WSH_skater_df <- NHL_info("skater records", "Washington Capitals")
ggplot(data = WSH_skater_df, aes(x = data.seasons)) + geom_histogram(fill = "red") + labs(title = "Washington Capitals Skater Seasons Played", x = "Seasons", y = "Number of Skaters")
Below shows boxplots for season points by division with the individual team points overlaid. Points for each team are calcualted as follows:
- 2 points for each win
- 1 point for an overtime/shootout loss
- 0 points for each loss
The more points a team has the better they are considered to be. From the visual below it can be seen that the MassMutaul East was the best division on average, however, the best teams from the Discover Central and Honda West were better than their best teams.
team_stats_df_1 <- team_stats()
team_stats_df <- team_stats_df_1 %>% select(teams.name, teams.division.name, teams.teamStats)
points <- c()
for(i in 1:nrow(team_stats_df)){
points <- c(points, ((team_stats_df[[3]][[i]])[[1]][[1]])$stat.pts[1])
}
team_stats_df <- team_stats_df[-32,]
team_stats_df <- cbind(team_stats_df, points)

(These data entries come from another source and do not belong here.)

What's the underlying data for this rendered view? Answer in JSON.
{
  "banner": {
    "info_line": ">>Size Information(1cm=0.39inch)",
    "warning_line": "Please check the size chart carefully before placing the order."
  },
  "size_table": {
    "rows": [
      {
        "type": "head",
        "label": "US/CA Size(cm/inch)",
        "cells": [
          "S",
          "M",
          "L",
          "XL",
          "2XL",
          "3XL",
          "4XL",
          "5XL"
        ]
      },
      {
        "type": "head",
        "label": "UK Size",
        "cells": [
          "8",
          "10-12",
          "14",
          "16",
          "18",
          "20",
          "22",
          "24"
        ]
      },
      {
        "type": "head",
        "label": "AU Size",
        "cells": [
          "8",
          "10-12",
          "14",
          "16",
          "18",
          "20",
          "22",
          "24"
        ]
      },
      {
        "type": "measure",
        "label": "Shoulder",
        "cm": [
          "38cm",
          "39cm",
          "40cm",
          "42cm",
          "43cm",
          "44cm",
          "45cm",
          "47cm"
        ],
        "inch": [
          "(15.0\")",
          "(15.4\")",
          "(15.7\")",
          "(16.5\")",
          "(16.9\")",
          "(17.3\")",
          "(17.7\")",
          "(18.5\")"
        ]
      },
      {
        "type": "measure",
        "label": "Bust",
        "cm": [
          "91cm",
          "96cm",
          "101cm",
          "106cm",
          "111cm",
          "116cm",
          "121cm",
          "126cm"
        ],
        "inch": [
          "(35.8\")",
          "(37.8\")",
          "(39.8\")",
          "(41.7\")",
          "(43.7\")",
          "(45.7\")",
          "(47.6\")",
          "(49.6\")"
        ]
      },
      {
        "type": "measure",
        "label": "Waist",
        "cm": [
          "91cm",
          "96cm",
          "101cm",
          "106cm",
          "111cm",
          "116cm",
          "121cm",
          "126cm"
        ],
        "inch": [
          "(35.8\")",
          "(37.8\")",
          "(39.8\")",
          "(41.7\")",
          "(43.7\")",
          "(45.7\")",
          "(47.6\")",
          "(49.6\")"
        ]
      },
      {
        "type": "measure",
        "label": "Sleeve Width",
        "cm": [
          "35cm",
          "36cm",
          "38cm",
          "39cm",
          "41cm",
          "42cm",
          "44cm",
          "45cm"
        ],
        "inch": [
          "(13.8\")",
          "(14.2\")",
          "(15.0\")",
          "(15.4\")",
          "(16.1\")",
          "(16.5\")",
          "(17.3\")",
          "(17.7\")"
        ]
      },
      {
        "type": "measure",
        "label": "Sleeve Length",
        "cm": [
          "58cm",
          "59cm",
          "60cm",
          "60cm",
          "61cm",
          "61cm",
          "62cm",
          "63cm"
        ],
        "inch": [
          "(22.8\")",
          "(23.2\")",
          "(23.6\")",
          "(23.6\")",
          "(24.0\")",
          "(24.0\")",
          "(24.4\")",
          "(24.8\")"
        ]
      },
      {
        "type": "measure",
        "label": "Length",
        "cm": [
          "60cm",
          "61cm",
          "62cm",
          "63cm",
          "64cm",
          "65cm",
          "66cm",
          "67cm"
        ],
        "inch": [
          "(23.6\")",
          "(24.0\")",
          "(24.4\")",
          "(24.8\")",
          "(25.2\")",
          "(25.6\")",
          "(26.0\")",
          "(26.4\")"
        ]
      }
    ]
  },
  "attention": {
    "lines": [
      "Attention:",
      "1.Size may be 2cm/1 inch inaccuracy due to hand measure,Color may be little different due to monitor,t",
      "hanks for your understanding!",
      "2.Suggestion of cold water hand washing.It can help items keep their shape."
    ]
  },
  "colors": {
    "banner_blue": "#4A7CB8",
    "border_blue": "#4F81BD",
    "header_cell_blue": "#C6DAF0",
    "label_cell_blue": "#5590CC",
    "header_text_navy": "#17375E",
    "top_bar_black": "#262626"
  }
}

team_stats_df <- team_stats_df %>% select(-teams.teamStats)
team_stats_df$teams.division.name <- as_factor(team_stats_df$teams.division.name)
team_stats_df$points <- as.numeric(as.character(team_stats_df$points))
ggplot(data = team_stats_df, aes(x = teams.division.name, y = points)) + geom_boxplot() + geom_point(aes(color = teams.division.name), position = "jitter") + labs(title = "Boxplots of Season Points by Division", x = "Division", y = "Season Points") + scale_color_discrete(name = "Divisions")
The following plots show the number of goals scored by skaters based on the number of seasons they played. The plots are parsed by the position that they played. Overlayed is a line of best fit with error bounds to show the trend in the data. Based on the trend lines it can be seen that as the number of seasons played by skaters increased so did the number of goals they scored. This makes sense because if you play in more season you play more games and have more opprotunities to score goals. I also think it is interesting that the slope of the trend lines are almost identical for the left wings, right wings, and centers meaning that those positions score about the same number of goals based on the number of seasons they played. The slope for the defensemen is much less than the other three which also makes sense because that position has less opprotunies to score.
skater_df <- NHL_info("skater records")
skater_df$data.positionCode <- as_factor(skater_df$data.positionCode)
levels(skater_df$data.positionCode) <- list("Left Wing" = "L", "Right Wing" = "R", "Center" = "C", "Defensemen" = "D")
ggplot(data = skater_df, aes(x = data.seasons, y = data.goals)) + geom_point() + geom_smooth() + facet_grid(cols = vars(data.positionCode)) + labs(title = "Goals Scored by Number of Season", x = "Number of Seasons", y = "Goals Scored")
In conclusion, this analysis was an introduction on how to access the various NHL APIs and how to conduct an exploratory data analysis on the different endpoints. The various visuals are just a beginning to the possible outputs that can be created from these NHL endpoints. I highly recommend to use these functions and visual coding to explore more about the NHL based on your favorite team.